AS MULHERES DE ADÃO: CAPÍTULO XIV - ODARA


A harmonia voltou a minha família e eu fiquei solteiro novamente. Não encontrei mais Nara, só uma vez a vi em companhia de sua mãe e seu padrasto num programa vespertino que tratava de problemas familiares.

Mas nem prestei muita atenção, me interessei mais pela filmadora que anunciaram                          nos intervalos do debate.

Meu velório já passara por tudo e as pessoas duvidavam que algo mais pudesse surpreender. O tempo passava e já achavam que era hora de me encaminhar a última morada, mas faltava a pessoa especial chegar. Tudo parecia normal como em um velório comum, tirando o fato do morto falar com vocês quando aconteceu mais uma situação bizarra.

Um homem entrou com uma caixa de madeira na capela. Até aí tudo quase normal exceto pela caixa. Ele pegou um banco, sentou próximo ao meu caixão, abriu a caixa e tirou um boneco de dentro. Um boneco de ventríloquo.

Colocou o boneco no colo e lógico que todos pararam pra ver que doideira era aquela.

O homem começou a mexer no boneco que veio com o mesmo blá blá blá que os outros invasores do velório mandaram. Que eu era um bom homem, bom amigo, ajudava os outros e não merecia aquele fim.

Eu já quase acreditara que era um santo.

Falou que eu era muito importante pra associação dos bonecos de ventríloquos do Brasil tendo amparado muito a eles e todos eram gratos a mim. O homem então conversando com o boneco perguntou se eu era tão bom assim, se não era verdade a história que eu abusava sexualmente de bonecos.
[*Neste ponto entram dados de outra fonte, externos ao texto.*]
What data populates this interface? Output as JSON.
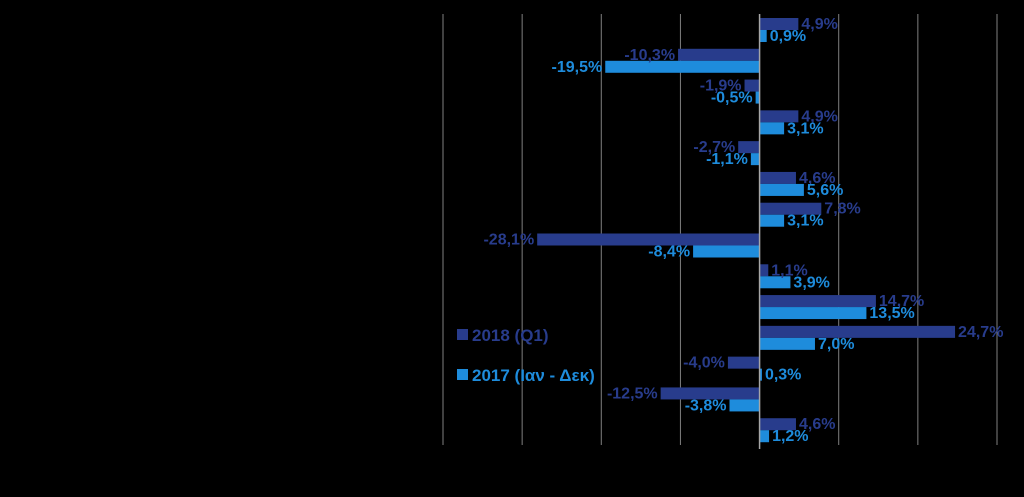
{
  "chart_data": {
    "type": "bar",
    "orientation": "horizontal",
    "xlim": [
      -40,
      30
    ],
    "grid": true,
    "legend_position": "left",
    "colors": {
      "series_2018": "#283C8C",
      "series_2017": "#1E8CDC",
      "grid": "#7F7F7F",
      "background": "#000000"
    },
    "series": [
      {
        "name": "2018 (Q1)",
        "values": [
          4.9,
          -10.3,
          -1.9,
          4.9,
          -2.7,
          4.6,
          7.8,
          -28.1,
          1.1,
          14.7,
          24.7,
          -4.0,
          -12.5,
          4.6
        ],
        "labels": [
          "4,9%",
          "-10,3%",
          "-1,9%",
          "4,9%",
          "-2,7%",
          "4,6%",
          "7,8%",
          "-28,1%",
          "1,1%",
          "14,7%",
          "24,7%",
          "-4,0%",
          "-12,5%",
          "4,6%"
        ]
      },
      {
        "name": "2017 (Ιαν - Δεκ)",
        "values": [
          0.9,
          -19.5,
          -0.5,
          3.1,
          -1.1,
          5.6,
          3.1,
          -8.4,
          3.9,
          13.5,
          7.0,
          0.3,
          -3.8,
          1.2
        ],
        "labels": [
          "0,9%",
          "-19,5%",
          "-0,5%",
          "3,1%",
          "-1,1%",
          "5,6%",
          "3,1%",
          "-8,4%",
          "3,9%",
          "13,5%",
          "7,0%",
          "0,3%",
          "-3,8%",
          "1,2%"
        ]
      }
    ]
  }
}
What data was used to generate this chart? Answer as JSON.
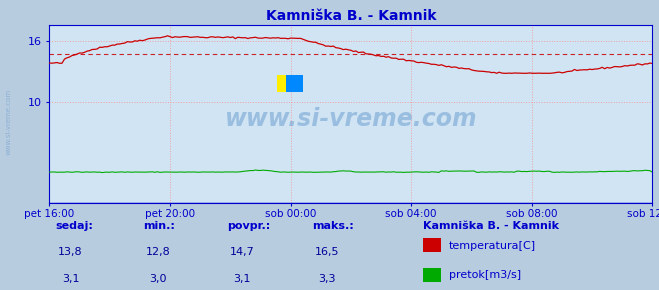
{
  "title": "Kamniška B. - Kamnik",
  "title_color": "#0000cc",
  "bg_color": "#d0e4f4",
  "outer_bg_color": "#b8cce0",
  "grid_color": "#f0a0a0",
  "axis_color": "#0000cc",
  "temp_color": "#cc0000",
  "flow_color": "#00aa00",
  "avg_line_color": "#cc0000",
  "border_color": "#0000cc",
  "x_tick_labels": [
    "pet 16:00",
    "pet 20:00",
    "sob 00:00",
    "sob 04:00",
    "sob 08:00",
    "sob 12:00"
  ],
  "x_tick_positions": [
    0,
    48,
    96,
    144,
    192,
    240
  ],
  "ylim": [
    0,
    17.6
  ],
  "yticks": [
    10,
    16
  ],
  "n_points": 241,
  "temp_avg": 14.7,
  "flow_min": 3.0,
  "flow_max": 3.3,
  "watermark": "www.si-vreme.com",
  "watermark_color": "#6699cc",
  "watermark_alpha": 0.5,
  "legend_title": "Kamniška B. - Kamnik",
  "legend_title_color": "#0000cc",
  "label_color": "#0000cc",
  "value_color": "#000099",
  "footer_labels": [
    "sedaj:",
    "min.:",
    "povpr.:",
    "maks.:"
  ],
  "footer_temp": [
    "13,8",
    "12,8",
    "14,7",
    "16,5"
  ],
  "footer_flow": [
    "3,1",
    "3,0",
    "3,1",
    "3,3"
  ],
  "series_labels": [
    "temperatura[C]",
    "pretok[m3/s]"
  ]
}
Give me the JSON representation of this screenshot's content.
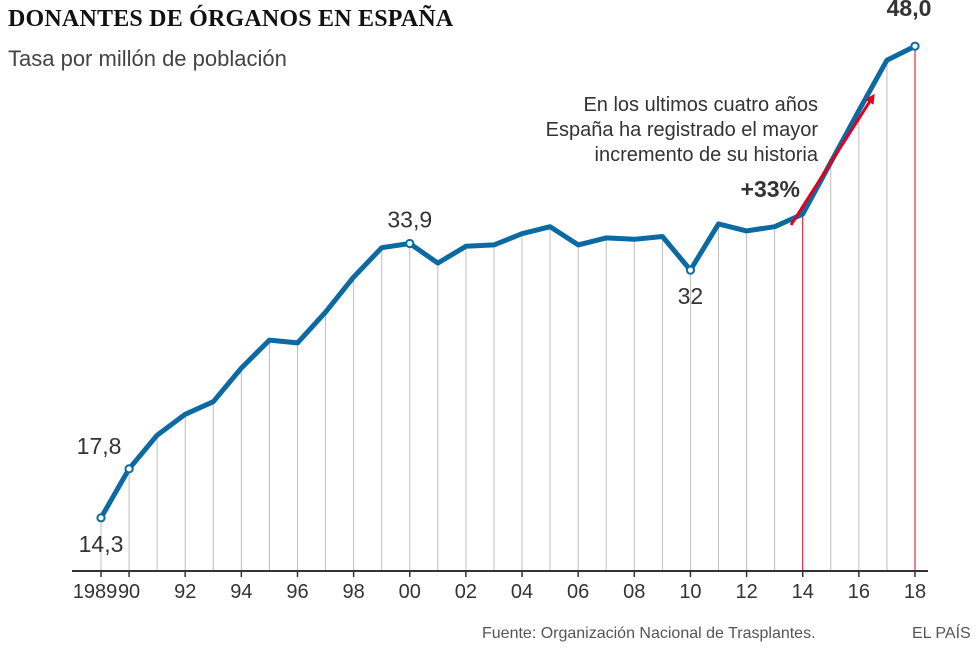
{
  "header": {
    "title": "DONANTES DE ÓRGANOS EN ESPAÑA",
    "subtitle": "Tasa por millón de población"
  },
  "footer": {
    "source": "Fuente: Organización Nacional de Trasplantes.",
    "brand": "EL PAÍS"
  },
  "colors": {
    "line": "#0b6aa2",
    "gridline": "#bdbdbd",
    "highlight": "#e2001a",
    "axis": "#333333"
  },
  "chart_data": {
    "type": "line",
    "title": "DONANTES DE ÓRGANOS EN ESPAÑA",
    "ylabel": "Tasa por millón de población",
    "xlabel": "",
    "x": [
      1989,
      1990,
      1991,
      1992,
      1993,
      1994,
      1995,
      1996,
      1997,
      1998,
      1999,
      2000,
      2001,
      2002,
      2003,
      2004,
      2005,
      2006,
      2007,
      2008,
      2009,
      2010,
      2011,
      2012,
      2013,
      2014,
      2015,
      2016,
      2017,
      2018
    ],
    "values": [
      14.3,
      17.8,
      20.2,
      21.7,
      22.6,
      25.0,
      27.0,
      26.8,
      29.0,
      31.5,
      33.6,
      33.9,
      32.5,
      33.7,
      33.8,
      34.6,
      35.1,
      33.8,
      34.3,
      34.2,
      34.4,
      32.0,
      35.3,
      34.8,
      35.1,
      36.0,
      39.7,
      43.4,
      47.0,
      48.0
    ],
    "xlim": [
      1989,
      2018
    ],
    "ylim": [
      10.5,
      51.3
    ],
    "tick_labels": [
      {
        "x": 1989,
        "label": "1989"
      },
      {
        "x": 1990,
        "label": "90"
      },
      {
        "x": 1992,
        "label": "92"
      },
      {
        "x": 1994,
        "label": "94"
      },
      {
        "x": 1996,
        "label": "96"
      },
      {
        "x": 1998,
        "label": "98"
      },
      {
        "x": 2000,
        "label": "00"
      },
      {
        "x": 2002,
        "label": "02"
      },
      {
        "x": 2004,
        "label": "04"
      },
      {
        "x": 2006,
        "label": "06"
      },
      {
        "x": 2008,
        "label": "08"
      },
      {
        "x": 2010,
        "label": "10"
      },
      {
        "x": 2012,
        "label": "12"
      },
      {
        "x": 2014,
        "label": "14"
      },
      {
        "x": 2016,
        "label": "16"
      },
      {
        "x": 2018,
        "label": "18"
      }
    ],
    "data_labels": [
      {
        "x": 1989,
        "text": "14,3",
        "position": "below"
      },
      {
        "x": 1990,
        "text": "17,8",
        "position": "above-left"
      },
      {
        "x": 2000,
        "text": "33,9",
        "position": "above"
      },
      {
        "x": 2010,
        "text": "32",
        "position": "below"
      },
      {
        "x": 2018,
        "text": "48,0",
        "position": "above",
        "bold": true
      }
    ],
    "highlighted_years": [
      2014,
      2018
    ],
    "annotation": {
      "lines": [
        "En los ultimos cuatro años",
        "España ha registrado el mayor",
        "incremento de su historia"
      ],
      "change": "+33%"
    }
  }
}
Aquele papo começava a ficar estranho.

O boneco com postura irritada respondeu que era mentira, eu sempre respeitei os bonecos de ventríloquo e tudo que ocorria era só amizade. O homem começou a rir e falou que me pegou com aquele boneco no banheiro fazendo obscenidades.

As pessoas não falavam nada só olharam atordoadas começar uma discussão entre um homem e um boneco de ventríloquo. Uma áspera discussão que acabou em pancadaria entre eles.

É..se eu não estivesse lá também não acreditaria.

Os presentes à capela tentavam separar os dois, mas a briga era muito feia. Até que o homem levantou, tirou um revolver da cintura e deu quatro tiros no boneco. Todos se afastaram com medo e o homem ensandecido contava que aquele boneco era o grande amor de sua vida e não permitiria que ele fosse de outro, só dele.

Virou a arma pra mim e falou que a sorte que eu estava morto senão morreria também por ousar tocar em seu amor. De repente chegou a polícia e junto uma ambulância. Agarraram o homem, colocaram uma camisa de força e lhe conduziram. No caminho o homem gritava que também fazia shows com fantoches pra quem quisesse contratar.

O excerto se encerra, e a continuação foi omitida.